Exploring Cuba's contradictions in Havana
In Havana, an Associated Press reporter explores culture, modernization, and politics. The recent elimination of a pre-authorization process means just about any American can visit the island now.
Havana — Editor's note: Bradley Klapper, who covered this week's US-Cuba talks on re-establishing diplomatic relations for the Associated Press, offers a first-person perspective about visiting Havana for the first time.
Everyone warns you Old Havana is a facade, but it's impossible not to be taken by its charms.
In my hotel room, the soft sound of guitars enters from the balcony. In the cobblestone street below, I enjoy a cigar and watch a teenage girl introduce her boyfriend to her parents as they sit on a bench and pass a cigarette back and forth.
Everyone moves in slow motion.
The area is greener than I imagined, with trees sprouting sideways from oblong squares. Women stand guard in impossibly narrow doorways. Men play handball in the hollowed-out courtyard of one of the city's countless crumbled edifices. Tapas bars fill in the cracks.
For a foreigner who isn't coming with predetermined notions of Cuba as global boogeyman or socialist paradise, each alley and avenue, each conversation with a Cuban, complicates the picture. I'm nowhere near the first Westerner, American or journalist to visit Havana — and I know it. But I want to make sense of the place.
Many more like me could embark on this voyage soon. Although hundreds of thousands of Cuban-Americans make the trip each year and the intrepid traveler always finds a way in, the U.S. embargo has blocked countless more from visiting a country just 90 miles south of Florida.
President Barack Obama's decision last month to improve relations with Cuba and ease trade and travel rules to the island has changed all of that. The U.S. government insists only certain groups of Americans may visit Cuba, but the elimination of a pre-authorization process means just about anyone can come.
Some of Cuba's contradictions are immediately apparent.
In the Plaza Vieja, a Paul & Shark boutique sells sweaters for as much as a doctor here makes in months. The city offers new bars and restaurants. Some of the best, I'm told, belong to people with connections to the communist government or access to expatriate cash, or both.
Propaganda is pervasive, though tame. The murals are worn and sometimes entirely rubbed out, leaving tones of delicate ochre across building walls where more of Fidel Castro's citations and Che Guevara's portraits once stood.
In the 16th century Plaza de Armas, an elderly man offers me Associated Press Wirephoto prints from the 1950s along with other relics of Fulgencio Batista's period in power, along with the usual knick-knacks of the revolution. A minute later, a young man approaches and tells me has "nice girls" for sale.
Uneven signs of modernization are everywhere.

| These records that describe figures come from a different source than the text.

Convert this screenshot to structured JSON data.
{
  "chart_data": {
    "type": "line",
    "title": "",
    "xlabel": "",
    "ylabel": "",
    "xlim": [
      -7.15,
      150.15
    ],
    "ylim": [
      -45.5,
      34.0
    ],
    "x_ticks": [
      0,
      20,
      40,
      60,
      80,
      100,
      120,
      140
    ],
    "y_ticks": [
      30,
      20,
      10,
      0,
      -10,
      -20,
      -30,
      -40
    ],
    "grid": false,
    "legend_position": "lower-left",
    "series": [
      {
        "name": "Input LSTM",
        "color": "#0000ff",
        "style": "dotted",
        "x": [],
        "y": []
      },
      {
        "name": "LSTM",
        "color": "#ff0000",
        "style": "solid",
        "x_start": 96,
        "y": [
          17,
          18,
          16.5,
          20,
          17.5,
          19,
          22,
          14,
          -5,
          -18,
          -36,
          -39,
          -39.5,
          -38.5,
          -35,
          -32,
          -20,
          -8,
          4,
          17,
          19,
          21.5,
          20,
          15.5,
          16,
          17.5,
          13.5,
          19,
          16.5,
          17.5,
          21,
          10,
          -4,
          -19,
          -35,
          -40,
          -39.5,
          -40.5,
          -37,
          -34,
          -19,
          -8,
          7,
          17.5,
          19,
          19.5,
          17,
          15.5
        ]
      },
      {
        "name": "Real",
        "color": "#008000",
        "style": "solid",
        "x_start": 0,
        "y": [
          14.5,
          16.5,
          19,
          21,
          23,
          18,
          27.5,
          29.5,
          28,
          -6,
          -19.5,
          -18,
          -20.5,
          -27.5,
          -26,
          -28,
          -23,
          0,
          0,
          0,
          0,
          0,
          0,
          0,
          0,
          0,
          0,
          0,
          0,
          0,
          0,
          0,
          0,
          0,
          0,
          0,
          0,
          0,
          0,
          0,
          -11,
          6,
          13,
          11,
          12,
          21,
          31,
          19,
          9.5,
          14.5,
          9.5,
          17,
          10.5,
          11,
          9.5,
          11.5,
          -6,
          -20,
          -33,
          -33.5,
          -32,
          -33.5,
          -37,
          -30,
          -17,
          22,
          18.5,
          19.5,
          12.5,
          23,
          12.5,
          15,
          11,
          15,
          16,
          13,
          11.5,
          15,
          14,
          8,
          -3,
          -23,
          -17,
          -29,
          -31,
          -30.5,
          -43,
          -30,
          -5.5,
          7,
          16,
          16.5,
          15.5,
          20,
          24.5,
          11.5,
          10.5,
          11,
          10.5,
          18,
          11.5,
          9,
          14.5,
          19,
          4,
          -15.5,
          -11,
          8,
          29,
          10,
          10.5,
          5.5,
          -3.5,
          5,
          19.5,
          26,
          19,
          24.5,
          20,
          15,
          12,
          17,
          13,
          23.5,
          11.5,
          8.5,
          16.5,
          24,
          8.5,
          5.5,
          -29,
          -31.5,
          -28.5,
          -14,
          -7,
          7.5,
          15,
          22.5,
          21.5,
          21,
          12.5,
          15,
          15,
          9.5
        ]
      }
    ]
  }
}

The main thoroughfares are well paved. State-of-the-art pedestrian signals are installed, providing second-by-second countdowns. They cut through neighborhoods ranging from ramshackle glory to the plain shabby, where buildings strain to stand. At Havana's old port, the halls lie bare and ghostly, a heaping mass of decrepit iron.
Iconic yesteryear Fords, Dodges and Chevys parade the boulevards, along with humbler Russian-made cars of the post-revolution era. There are plenty of new cars, too, though you have to wonder where they all come from. The official price of a Peugeot can reach $250,000.
Driving around, you see the magical and the mundane of Cuba's capital. Along with the grand hotels once frequented by Frank Sinatra and Ernest Hemingway, there are schools, athletic centers and countless public places where people gather.
If my French sounds like a Spanish cow, I speak Spanish like a French donkey — that is to say, enough to get by but hardly enough to impress. My driver only speaks Spanish. He guides me to the right word when I dip into French or Italian. Many younger folks speak English.
Everyone speaks of family in Florida and New York, or even Oregon.
There is no sense of "us" and "them." My driver's daughter and granddaughter live in Miami. At Santy's, a swanky fish joint, an ascot-wearing guitarist talks of his son who reached the United States by raft. He says his son is Ojani Noa, the first husband of American singer Jennifer Lopez.
The U.S. government often hails the entrepreneurial spirit of Cubans. It doesn't come naturally to all of them. A taxi driver takes me to the upscale Vedado neighborhood one evening and can't break the equivalent of a $20 bill. In fact, he has no money on him whatsoever. The customer, he says, should have exact change.
If you ask about politics, the response often starts with a deep breath or shrug. Cubans are mostly interested in economic improvement, one invariably hears, and an intangible "normal" in their lives.
Along the seaside promenade, the Malecon, groups of teenagers enjoy the evening air. Lovers embrace. The police are everywhere.